В горах было раздолье охотникам: фазаны, зайцы, куропатки, кабаны. А чтоб не наскучил мясоед, залив изобиловал крупной кефалью, угрей мальчишки ловили во время отлива голыми руками.
Колодцы, помимо тех, что были на дворе, обнаружились и близ форта. Еще Гиппократ, отец лекарей, советовал обращать сугубое внимание на качество воды. Он бы удовлетворился здешней вполне. Лишь один источник оказался не очень чистым и был отдан в распоряжение прачек.
День-деньской озабоченная, хлопотливая Новая Москва к вечеру стихала. Поселенцы сходились к большому костру. И тогда в неуследимую минуту что-то широко и беззвучно касалось людей. Глаза туманились, песельники затевали печальное. Может, всем вспомнилось минувшее, а может, вдруг тревожили какие-то предчувствия.
…Мало-помалу жизнь вошла в берега. И в течение будней неприметно привяло что-то, как бы пожухло, исподволь переменилось. Одни не желали заготовлять лес: “Что нам за нужда жилы выматывать?” Так говорили семейные, поселившиеся и казарме. Ремесленники, занятые разными поделками в слесарной и столярной, требовали мзды.

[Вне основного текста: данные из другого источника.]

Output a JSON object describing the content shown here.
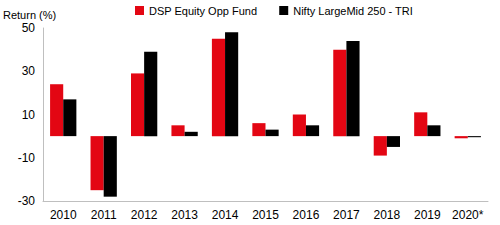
{
  "chart_data": {
    "type": "bar",
    "y_label": "Return (%)",
    "categories": [
      "2010",
      "2011",
      "2012",
      "2013",
      "2014",
      "2015",
      "2016",
      "2017",
      "2018",
      "2019",
      "2020*"
    ],
    "series": [
      {
        "name": "DSP Equity Opp Fund",
        "color": "#e30613",
        "values": [
          24,
          -25,
          29,
          5,
          45,
          6,
          10,
          40,
          -9,
          11,
          -1
        ]
      },
      {
        "name": "Nifty LargeMid 250 - TRI",
        "color": "#000000",
        "values": [
          17,
          -28,
          39,
          2,
          48,
          3,
          5,
          44,
          -5,
          5,
          -0.5
        ]
      }
    ],
    "ylim": [
      -30,
      50
    ],
    "yticks": [
      -30,
      -10,
      10,
      30,
      50
    ],
    "grid": false,
    "legend": "top"
  }
}
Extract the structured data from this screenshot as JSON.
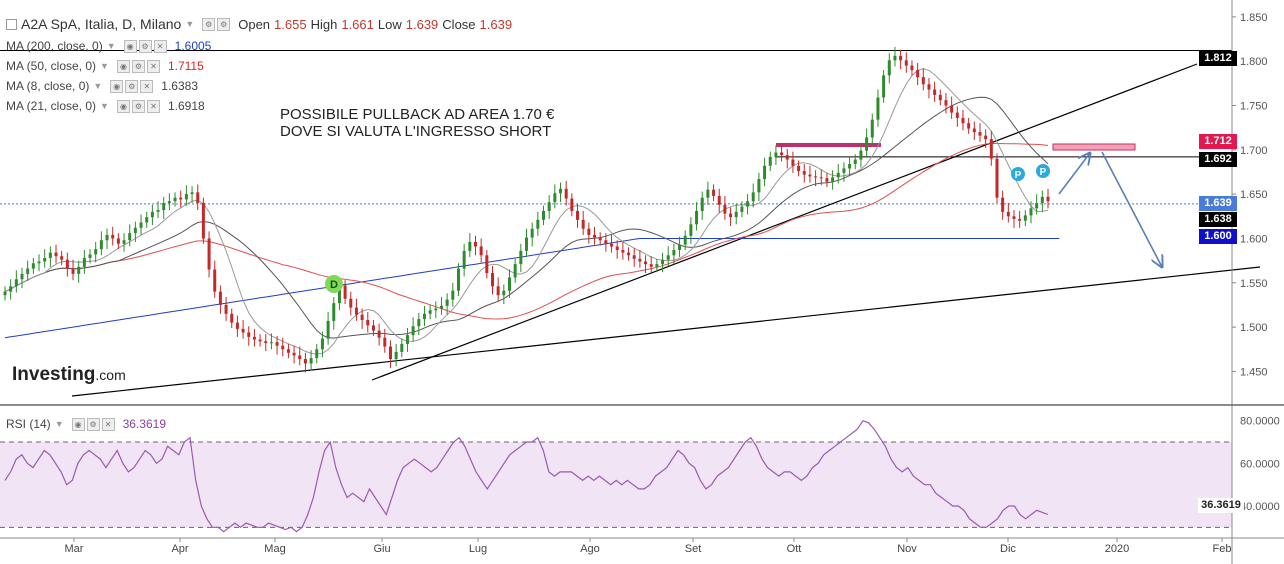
{
  "header": {
    "symbol": "A2A SpA, Italia, D, Milano",
    "open_label": "Open",
    "open": "1.655",
    "high_label": "High",
    "high": "1.661",
    "low_label": "Low",
    "low": "1.639",
    "close_label": "Close",
    "close": "1.639"
  },
  "indicators": [
    {
      "label": "MA (200, close, 0)",
      "value": "1.6005",
      "color": "#1e3fbf"
    },
    {
      "label": "MA (50, close, 0)",
      "value": "1.7115",
      "color": "#e05050"
    },
    {
      "label": "MA (8, close, 0)",
      "value": "1.6383",
      "color": "#333333"
    },
    {
      "label": "MA (21, close, 0)",
      "value": "1.6918",
      "color": "#333333"
    }
  ],
  "annotation": {
    "line1": "POSSIBILE PULLBACK AD AREA 1.70 €",
    "line2": "DOVE SI VALUTA L'INGRESSO SHORT"
  },
  "logo": {
    "main": "Investing",
    "suffix": ".com"
  },
  "price_labels": [
    {
      "value": "1.812",
      "bg": "#000000"
    },
    {
      "value": "1.712",
      "bg": "#e01a4f"
    },
    {
      "value": "1.692",
      "bg": "#000000"
    },
    {
      "value": "1.639",
      "bg": "#4a7bd8"
    },
    {
      "value": "1.638",
      "bg": "#000000"
    },
    {
      "value": "1.600",
      "bg": "#1010c8"
    }
  ],
  "rsi": {
    "label": "RSI (14)",
    "value": "36.3619",
    "axis_label": "36.3619"
  },
  "markers": [
    {
      "letter": "D",
      "color": "#7ed957"
    },
    {
      "letter": "P",
      "color": "#2aa9e0"
    },
    {
      "letter": "P",
      "color": "#2aa9e0"
    }
  ],
  "chart_data": {
    "type": "candlestick",
    "y_ticks": [
      1.45,
      1.5,
      1.55,
      1.6,
      1.65,
      1.7,
      1.75,
      1.8,
      1.85
    ],
    "ylim": [
      1.42,
      1.86
    ],
    "rsi_ticks": [
      "80.0000",
      "60.0000",
      "40.0000"
    ],
    "rsi_ylim": [
      25,
      85
    ],
    "x_ticks": [
      "Mar",
      "Apr",
      "Mag",
      "Giu",
      "Lug",
      "Ago",
      "Set",
      "Ott",
      "Nov",
      "Dic",
      "2020",
      "Feb"
    ],
    "close": [
      1.54,
      1.546,
      1.554,
      1.56,
      1.566,
      1.572,
      1.574,
      1.578,
      1.584,
      1.58,
      1.576,
      1.566,
      1.56,
      1.568,
      1.578,
      1.582,
      1.588,
      1.598,
      1.604,
      1.6,
      1.594,
      1.598,
      1.606,
      1.612,
      1.618,
      1.624,
      1.63,
      1.632,
      1.64,
      1.642,
      1.646,
      1.644,
      1.65,
      1.652,
      1.64,
      1.6,
      1.565,
      1.54,
      1.525,
      1.515,
      1.505,
      1.498,
      1.494,
      1.489,
      1.486,
      1.484,
      1.482,
      1.483,
      1.479,
      1.475,
      1.471,
      1.468,
      1.464,
      1.459,
      1.465,
      1.475,
      1.487,
      1.507,
      1.527,
      1.547,
      1.532,
      1.522,
      1.514,
      1.508,
      1.502,
      1.496,
      1.488,
      1.478,
      1.464,
      1.472,
      1.481,
      1.491,
      1.501,
      1.509,
      1.515,
      1.519,
      1.521,
      1.524,
      1.531,
      1.541,
      1.566,
      1.586,
      1.596,
      1.591,
      1.581,
      1.561,
      1.546,
      1.536,
      1.541,
      1.556,
      1.571,
      1.586,
      1.601,
      1.611,
      1.621,
      1.631,
      1.641,
      1.651,
      1.656,
      1.645,
      1.631,
      1.621,
      1.611,
      1.604,
      1.601,
      1.598,
      1.594,
      1.591,
      1.587,
      1.584,
      1.581,
      1.577,
      1.574,
      1.571,
      1.568,
      1.571,
      1.576,
      1.581,
      1.587,
      1.593,
      1.603,
      1.616,
      1.631,
      1.646,
      1.655,
      1.648,
      1.638,
      1.628,
      1.624,
      1.63,
      1.636,
      1.642,
      1.652,
      1.667,
      1.682,
      1.692,
      1.697,
      1.694,
      1.689,
      1.682,
      1.676,
      1.672,
      1.67,
      1.669,
      1.668,
      1.664,
      1.669,
      1.674,
      1.679,
      1.684,
      1.689,
      1.699,
      1.714,
      1.734,
      1.759,
      1.784,
      1.801,
      1.806,
      1.801,
      1.795,
      1.79,
      1.782,
      1.774,
      1.768,
      1.762,
      1.756,
      1.75,
      1.742,
      1.736,
      1.73,
      1.724,
      1.72,
      1.716,
      1.712,
      1.69,
      1.646,
      1.63,
      1.625,
      1.622,
      1.62,
      1.626,
      1.634,
      1.64,
      1.647,
      1.642
    ],
    "ma200": [
      1.488,
      1.489,
      1.49,
      1.491,
      1.492,
      1.493,
      1.494,
      1.495,
      1.496,
      1.497,
      1.498,
      1.499,
      1.5,
      1.501,
      1.502,
      1.503,
      1.504,
      1.505,
      1.506,
      1.507,
      1.508,
      1.509,
      1.51,
      1.511,
      1.512,
      1.513,
      1.514,
      1.515,
      1.516,
      1.517,
      1.518,
      1.519,
      1.52,
      1.521,
      1.522,
      1.523,
      1.524,
      1.525,
      1.526,
      1.527,
      1.528,
      1.529,
      1.53,
      1.531,
      1.532,
      1.533,
      1.534,
      1.535,
      1.536,
      1.537,
      1.538,
      1.539,
      1.54,
      1.541,
      1.542,
      1.543,
      1.544,
      1.545,
      1.546,
      1.547,
      1.548,
      1.549,
      1.55,
      1.551,
      1.552,
      1.553,
      1.554,
      1.555,
      1.556,
      1.557,
      1.558,
      1.559,
      1.56,
      1.561,
      1.562,
      1.563,
      1.564,
      1.565,
      1.566,
      1.567,
      1.568,
      1.569,
      1.57,
      1.571,
      1.572,
      1.573,
      1.574,
      1.575,
      1.576,
      1.577,
      1.578,
      1.579,
      1.58,
      1.581,
      1.582,
      1.583,
      1.584,
      1.585,
      1.586,
      1.587,
      1.588,
      1.589,
      1.59,
      1.591,
      1.592,
      1.593,
      1.594,
      1.595,
      1.596,
      1.597,
      1.598,
      1.599,
      1.6,
      1.6,
      1.6,
      1.6,
      1.6,
      1.6,
      1.6,
      1.6,
      1.6,
      1.6,
      1.6,
      1.6,
      1.6,
      1.6,
      1.6,
      1.6,
      1.6,
      1.6,
      1.6,
      1.6,
      1.6,
      1.6,
      1.6,
      1.6,
      1.6,
      1.6,
      1.6,
      1.6,
      1.6,
      1.6,
      1.6,
      1.6,
      1.6,
      1.6,
      1.6,
      1.6,
      1.6,
      1.6,
      1.6,
      1.6,
      1.6,
      1.6,
      1.6,
      1.6,
      1.6,
      1.6,
      1.6,
      1.6,
      1.6,
      1.6,
      1.6,
      1.6,
      1.6,
      1.6,
      1.6,
      1.6,
      1.6,
      1.6,
      1.6,
      1.6,
      1.6,
      1.6,
      1.6,
      1.6,
      1.6,
      1.6,
      1.6,
      1.6,
      1.6,
      1.6,
      1.6,
      1.6,
      1.6,
      1.6,
      1.6
    ],
    "rsi_values": [
      52,
      56,
      62,
      64,
      60,
      58,
      62,
      66,
      64,
      60,
      56,
      50,
      52,
      60,
      64,
      66,
      64,
      62,
      58,
      62,
      66,
      60,
      56,
      58,
      62,
      66,
      64,
      60,
      62,
      68,
      66,
      64,
      70,
      72,
      52,
      40,
      34,
      30,
      30,
      28,
      30,
      32,
      30,
      32,
      31,
      30,
      30,
      32,
      31,
      30,
      29,
      30,
      28,
      30,
      36,
      44,
      56,
      66,
      70,
      58,
      50,
      44,
      46,
      44,
      42,
      48,
      44,
      40,
      36,
      44,
      52,
      58,
      60,
      62,
      60,
      58,
      56,
      58,
      62,
      66,
      70,
      72,
      68,
      62,
      56,
      52,
      48,
      52,
      56,
      60,
      64,
      66,
      68,
      70,
      70,
      72,
      66,
      56,
      54,
      56,
      56,
      56,
      54,
      52,
      54,
      52,
      54,
      52,
      50,
      52,
      50,
      52,
      50,
      48,
      48,
      50,
      54,
      56,
      58,
      62,
      66,
      64,
      60,
      58,
      52,
      48,
      50,
      54,
      56,
      58,
      62,
      66,
      70,
      72,
      68,
      62,
      58,
      56,
      54,
      56,
      56,
      54,
      52,
      54,
      58,
      60,
      64,
      66,
      68,
      70,
      72,
      74,
      76,
      80,
      79,
      76,
      72,
      68,
      62,
      58,
      56,
      58,
      54,
      52,
      50,
      50,
      46,
      44,
      42,
      40,
      40,
      38,
      34,
      32,
      30,
      30,
      32,
      34,
      38,
      40,
      40,
      36,
      34,
      36,
      38,
      37,
      36
    ]
  }
}
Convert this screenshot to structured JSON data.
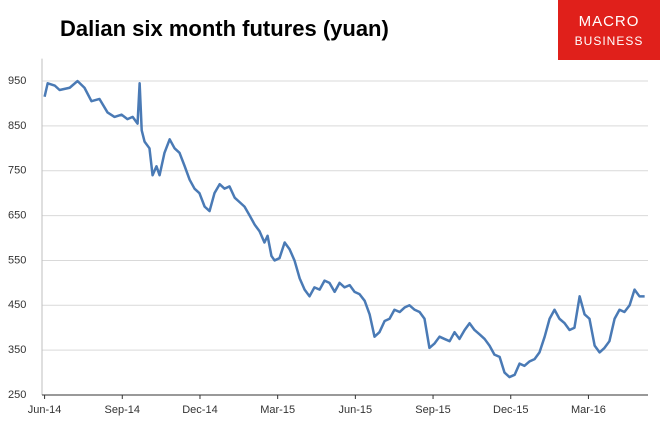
{
  "chart_data": {
    "type": "line",
    "title": "Dalian six month futures (yuan)",
    "brand": [
      "MACRO",
      "BUSINESS"
    ],
    "xlim": [
      -0.1,
      23.3
    ],
    "xticks": [
      {
        "value": 0,
        "label": "Jun-14"
      },
      {
        "value": 3,
        "label": "Sep-14"
      },
      {
        "value": 6,
        "label": "Dec-14"
      },
      {
        "value": 9,
        "label": "Mar-15"
      },
      {
        "value": 12,
        "label": "Jun-15"
      },
      {
        "value": 15,
        "label": "Sep-15"
      },
      {
        "value": 18,
        "label": "Dec-15"
      },
      {
        "value": 21,
        "label": "Mar-16"
      }
    ],
    "ylim": [
      250,
      1000
    ],
    "yticks": [
      250,
      350,
      450,
      550,
      650,
      750,
      850,
      950
    ],
    "grid": true,
    "x": [
      0,
      0.12,
      0.39,
      0.58,
      0.97,
      1.27,
      1.54,
      1.81,
      2.12,
      2.43,
      2.7,
      2.97,
      3.2,
      3.4,
      3.59,
      3.67,
      3.75,
      3.86,
      4.05,
      4.17,
      4.32,
      4.44,
      4.63,
      4.83,
      5.02,
      5.21,
      5.41,
      5.6,
      5.79,
      5.98,
      6.18,
      6.37,
      6.56,
      6.76,
      6.95,
      7.14,
      7.34,
      7.53,
      7.72,
      7.92,
      8.11,
      8.3,
      8.49,
      8.61,
      8.76,
      8.88,
      9.07,
      9.27,
      9.46,
      9.65,
      9.85,
      10.04,
      10.23,
      10.42,
      10.62,
      10.81,
      11.0,
      11.2,
      11.39,
      11.58,
      11.78,
      11.97,
      12.16,
      12.36,
      12.55,
      12.74,
      12.93,
      13.13,
      13.32,
      13.51,
      13.71,
      13.9,
      14.09,
      14.29,
      14.48,
      14.67,
      14.86,
      15.06,
      15.25,
      15.44,
      15.64,
      15.83,
      16.02,
      16.22,
      16.41,
      16.6,
      16.8,
      16.99,
      17.18,
      17.37,
      17.57,
      17.76,
      17.95,
      18.15,
      18.34,
      18.53,
      18.73,
      18.92,
      19.11,
      19.31,
      19.5,
      19.69,
      19.88,
      20.08,
      20.27,
      20.46,
      20.66,
      20.85,
      21.04,
      21.24,
      21.43,
      21.62,
      21.81,
      22.01,
      22.2,
      22.39,
      22.59,
      22.78,
      22.97,
      23.17
    ],
    "series": [
      {
        "name": "Dalian six month futures",
        "color": "#4a7ab5",
        "values": [
          915,
          945,
          940,
          930,
          935,
          950,
          935,
          905,
          910,
          880,
          870,
          875,
          865,
          870,
          855,
          945,
          840,
          815,
          800,
          740,
          760,
          740,
          790,
          820,
          800,
          790,
          760,
          730,
          710,
          700,
          670,
          660,
          700,
          720,
          710,
          715,
          690,
          680,
          670,
          650,
          630,
          615,
          590,
          605,
          560,
          550,
          555,
          590,
          575,
          550,
          510,
          485,
          470,
          490,
          485,
          505,
          500,
          480,
          500,
          490,
          495,
          480,
          475,
          460,
          430,
          380,
          390,
          415,
          420,
          440,
          435,
          445,
          450,
          440,
          435,
          420,
          355,
          365,
          380,
          375,
          370,
          390,
          375,
          395,
          410,
          395,
          385,
          375,
          360,
          340,
          335,
          300,
          290,
          295,
          320,
          315,
          325,
          330,
          345,
          380,
          420,
          440,
          420,
          410,
          395,
          400,
          470,
          430,
          420,
          360,
          345,
          355,
          370,
          420,
          440,
          435,
          450,
          485,
          470,
          470
        ]
      }
    ]
  }
}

Осетины, не только охотники, но мастера на все руки, объявили, что они-де ни в ком не нуждаются, особняком могут существовать. Хранители складов почувствовали себя хозяевами всяческого имущества, боевых припасов.
Ашиновы не возделывали землю, им все полагалось само собою. Придерживаясь казачьих установлений, атаман ввел строевые учения и стрельбу по цели. Но воинская повинность, как бы ни была оправданна, всегда в тягость, и многие старались избежать ее, отговариваясь занятостью… Как-то приехал из Обока араб-негоциант с табаком и рисом. У кого были деньги, обзавелся товаром, у кого не было денег, обзавелся завистью к счастливчикам. Но и те и другие не одобрили Ашинова, когда он не разрешил арабу открыть в Новой Москве лавку: “Не желаю отдавать в кабалу чужестранцам первых русских поселенцев в Африке”. Ему резонно буркнули: “Оно так, да сам, вишь, сигарой балуешься!..”
Коротко говоря, то и дело, хоть пока искрами, возгоралось неудовольствие.
Наконец составилось подобие заговора. Среди вольных казаков был некий Павел Михолапов, отставной поручик 14-го пехотного Олонецкого полка. Он заведовал в станице оружейной частью. Черт знает, что понудило его ехать в Африку. Вот этот самый Михолапов повел с молодыми людьми секретные совещания. Сдается, сам метил в атаманы. А покамест юный Бонапарт подбивал кое-кого помоложе оставить Новую Москву. Как после выяснилось, обещал он заговорщикам “широкую дорогу настоящей жизни”.